Eight hundred pounds, sixteen hundred.
The snake slithered forward, and we could hear the sounds of scales against stones. We both took a long step back, and we heard the wet sounds of food being devoured.
"Thank…." The thing said; I couldn't understand much of what else it was saying.
"She says that it hasn't eaten since the last speaker came to feed it, decades ago," Potter said. "She's not clear about how long because it's not like she has clocks down here, or a calendar."
"Can you ask her about the speaker?" I asked.
"A boy," he said. "Smelled like parchment and ink, like both of us."
"Another student?" I asked. I had an uneasy feeling that I knew who the last speaker had been.
My luck wasn't good enough for it to have been a random student. It seemed almost inevitable that Tom was the one who had done it. He'd almost certainly gone to Hogwarts like everyone else, and decades ago would have been long enough for him to have been a child.
"She didn't know his name; I don't think snakes care about those as much as humans do," Potter said.
"I have a bad feeling about that," I said. "Ask her if she's still loyal to him."
There was an exchange that I could not quite follow.
"She was put here by Slytherin," Potter said. "And she's supposed to follow the orders of the heir, who was going to be a Speaker. She thought that was the boy, but now she's not so sure."
I was going to have to work hard to make sure that the thing switched allegiances to me and Potter then. That meant feeding it fairly regularly, although it was possible that the summer break might not be terrible. It had been down here for a thousand years after all, and presumably it had spent a lot of that time sleeping.
"You are the heir of Slytherin," I said.
"What?" he asked.
"It doesn't matter whether it's true of not. I'm betting that the boy was You-Know-Who, or at least somebody that worked for him. Do you really want them in control of a giant murder snake right beneath a school with a thousand helpless students?"
He was silent for a long moment. I couldn't see his expression, of course, but I could imagine his confusion.
"I guess I am the Heir."
"If you say something long enough, eventually it might come true," I said. "We need her to work for us instead of him, and we need her loyalty."
I considered.
"It might actually be true. How much do you know about your own genealogy? I'm willing to bet that almost everyone in the Wizarding World is pretty much descended from one of the founders. There have been fifty generations between us and them, which means that everybody but the muggleborns is probably related to everybody else."
It might even apply to the muggleborns.
I'd heard theories that muggleborns were actually the descendants of squibs who had interbred with the muggle population.
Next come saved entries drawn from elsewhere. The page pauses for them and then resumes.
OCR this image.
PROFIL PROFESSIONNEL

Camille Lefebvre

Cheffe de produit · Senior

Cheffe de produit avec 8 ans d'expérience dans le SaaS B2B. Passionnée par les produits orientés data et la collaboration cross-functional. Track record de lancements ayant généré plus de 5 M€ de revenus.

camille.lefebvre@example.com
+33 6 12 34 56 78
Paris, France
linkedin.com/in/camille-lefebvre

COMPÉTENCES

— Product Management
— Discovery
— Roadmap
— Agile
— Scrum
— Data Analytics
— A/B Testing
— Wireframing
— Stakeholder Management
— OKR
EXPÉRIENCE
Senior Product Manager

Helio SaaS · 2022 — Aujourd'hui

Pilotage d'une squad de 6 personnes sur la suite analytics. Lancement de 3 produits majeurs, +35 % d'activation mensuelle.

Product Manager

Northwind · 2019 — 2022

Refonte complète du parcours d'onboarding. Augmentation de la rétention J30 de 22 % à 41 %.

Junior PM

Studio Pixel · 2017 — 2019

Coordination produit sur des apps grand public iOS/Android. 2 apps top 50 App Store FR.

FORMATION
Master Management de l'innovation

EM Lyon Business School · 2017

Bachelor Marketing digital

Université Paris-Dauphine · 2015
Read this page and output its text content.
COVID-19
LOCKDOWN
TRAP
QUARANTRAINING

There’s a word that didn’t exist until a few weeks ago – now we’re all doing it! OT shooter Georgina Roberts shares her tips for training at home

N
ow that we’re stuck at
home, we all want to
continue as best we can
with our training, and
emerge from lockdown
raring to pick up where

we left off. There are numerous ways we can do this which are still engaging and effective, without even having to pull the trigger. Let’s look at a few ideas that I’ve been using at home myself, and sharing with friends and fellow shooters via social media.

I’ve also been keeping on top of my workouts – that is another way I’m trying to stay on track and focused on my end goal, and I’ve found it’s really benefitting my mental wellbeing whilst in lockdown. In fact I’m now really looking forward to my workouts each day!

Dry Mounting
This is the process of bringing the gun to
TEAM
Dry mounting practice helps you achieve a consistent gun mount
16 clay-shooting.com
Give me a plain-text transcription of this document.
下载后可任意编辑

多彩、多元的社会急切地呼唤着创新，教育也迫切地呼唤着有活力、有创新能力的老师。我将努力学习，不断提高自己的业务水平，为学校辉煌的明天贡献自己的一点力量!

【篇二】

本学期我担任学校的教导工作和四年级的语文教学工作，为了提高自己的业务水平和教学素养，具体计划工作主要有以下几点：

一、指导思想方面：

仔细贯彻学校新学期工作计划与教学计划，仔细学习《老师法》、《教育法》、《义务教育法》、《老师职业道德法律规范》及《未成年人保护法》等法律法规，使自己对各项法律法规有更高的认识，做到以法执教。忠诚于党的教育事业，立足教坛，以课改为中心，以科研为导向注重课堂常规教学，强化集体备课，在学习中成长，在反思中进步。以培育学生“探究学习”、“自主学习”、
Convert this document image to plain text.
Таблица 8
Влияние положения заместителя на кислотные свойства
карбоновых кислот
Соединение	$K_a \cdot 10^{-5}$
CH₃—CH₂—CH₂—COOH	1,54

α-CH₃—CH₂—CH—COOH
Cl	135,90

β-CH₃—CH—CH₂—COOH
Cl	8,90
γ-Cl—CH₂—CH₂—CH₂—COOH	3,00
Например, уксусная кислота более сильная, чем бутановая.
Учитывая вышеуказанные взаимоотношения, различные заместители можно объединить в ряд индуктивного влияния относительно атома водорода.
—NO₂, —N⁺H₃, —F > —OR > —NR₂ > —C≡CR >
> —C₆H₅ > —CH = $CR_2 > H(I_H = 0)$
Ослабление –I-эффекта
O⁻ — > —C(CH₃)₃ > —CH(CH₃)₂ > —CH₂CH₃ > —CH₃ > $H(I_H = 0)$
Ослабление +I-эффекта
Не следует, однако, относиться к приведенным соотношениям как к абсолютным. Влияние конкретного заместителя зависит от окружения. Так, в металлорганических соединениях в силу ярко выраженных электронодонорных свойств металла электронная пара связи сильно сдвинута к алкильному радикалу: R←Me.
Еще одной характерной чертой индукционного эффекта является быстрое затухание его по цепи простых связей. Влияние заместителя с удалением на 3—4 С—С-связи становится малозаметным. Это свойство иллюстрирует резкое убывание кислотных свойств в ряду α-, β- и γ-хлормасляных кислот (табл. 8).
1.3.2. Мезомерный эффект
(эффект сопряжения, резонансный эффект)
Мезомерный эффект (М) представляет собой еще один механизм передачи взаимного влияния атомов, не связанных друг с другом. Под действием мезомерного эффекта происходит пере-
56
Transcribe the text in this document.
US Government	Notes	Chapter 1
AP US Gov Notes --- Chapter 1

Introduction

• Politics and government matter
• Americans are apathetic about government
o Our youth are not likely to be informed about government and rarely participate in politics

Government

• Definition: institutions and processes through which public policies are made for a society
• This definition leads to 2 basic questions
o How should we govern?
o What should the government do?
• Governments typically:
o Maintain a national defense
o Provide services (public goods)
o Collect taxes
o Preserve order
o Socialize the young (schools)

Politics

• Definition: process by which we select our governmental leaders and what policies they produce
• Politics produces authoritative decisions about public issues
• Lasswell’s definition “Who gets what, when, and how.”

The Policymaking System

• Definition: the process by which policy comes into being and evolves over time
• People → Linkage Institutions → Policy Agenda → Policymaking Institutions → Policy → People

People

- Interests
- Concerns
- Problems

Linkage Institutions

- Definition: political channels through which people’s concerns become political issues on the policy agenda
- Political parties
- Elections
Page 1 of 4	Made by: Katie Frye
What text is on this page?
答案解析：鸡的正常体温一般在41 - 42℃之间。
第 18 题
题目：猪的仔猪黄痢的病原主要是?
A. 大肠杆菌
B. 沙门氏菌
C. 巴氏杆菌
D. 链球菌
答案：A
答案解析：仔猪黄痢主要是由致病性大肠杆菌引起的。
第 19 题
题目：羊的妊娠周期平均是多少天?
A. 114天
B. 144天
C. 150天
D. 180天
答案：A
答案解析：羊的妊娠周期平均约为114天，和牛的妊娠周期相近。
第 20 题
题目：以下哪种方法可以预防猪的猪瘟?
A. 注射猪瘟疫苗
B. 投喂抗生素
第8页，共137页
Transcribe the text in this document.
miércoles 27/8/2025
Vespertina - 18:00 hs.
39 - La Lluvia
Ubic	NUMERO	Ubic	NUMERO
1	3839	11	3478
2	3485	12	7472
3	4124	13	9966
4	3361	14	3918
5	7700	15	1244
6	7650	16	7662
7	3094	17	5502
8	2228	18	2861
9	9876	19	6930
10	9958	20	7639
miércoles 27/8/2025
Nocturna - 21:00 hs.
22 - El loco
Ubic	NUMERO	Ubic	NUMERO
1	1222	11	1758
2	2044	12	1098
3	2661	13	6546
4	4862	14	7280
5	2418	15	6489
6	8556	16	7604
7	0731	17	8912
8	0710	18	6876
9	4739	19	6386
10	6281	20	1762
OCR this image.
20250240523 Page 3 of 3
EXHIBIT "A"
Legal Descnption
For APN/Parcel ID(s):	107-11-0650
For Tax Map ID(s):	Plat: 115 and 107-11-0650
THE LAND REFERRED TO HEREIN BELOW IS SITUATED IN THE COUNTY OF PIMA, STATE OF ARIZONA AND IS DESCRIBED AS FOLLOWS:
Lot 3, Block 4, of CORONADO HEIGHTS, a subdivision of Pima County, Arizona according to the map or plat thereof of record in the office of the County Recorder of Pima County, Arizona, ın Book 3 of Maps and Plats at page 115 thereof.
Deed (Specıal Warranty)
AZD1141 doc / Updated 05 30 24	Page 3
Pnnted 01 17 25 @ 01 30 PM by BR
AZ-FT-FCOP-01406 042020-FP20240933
It made sense to me.; presumably the wizarding gene was either a mutation, or the result of interbreeding with almost human magical species. There had been legends that Merlin was the son of a human and a demon, and maybe that was just the origin of the Wizarding race.
In either case, it was possible that it had come from a single origin, either a mutant, or a fertile half-breed.
I didn't bother telling this to Potter.
Just because the snake spoke Parseltongue didn't mean it couldn't understand English. That only occurred to me now, which was possibly a disastrous mistake.
"Parseltongue is pretty rare, though," I said. "So the odds of you being the Heir are pretty high."
He was silent for a moment.
"I've never been the Heir to anything, really."
"Well, all hail to the king," I said without irony.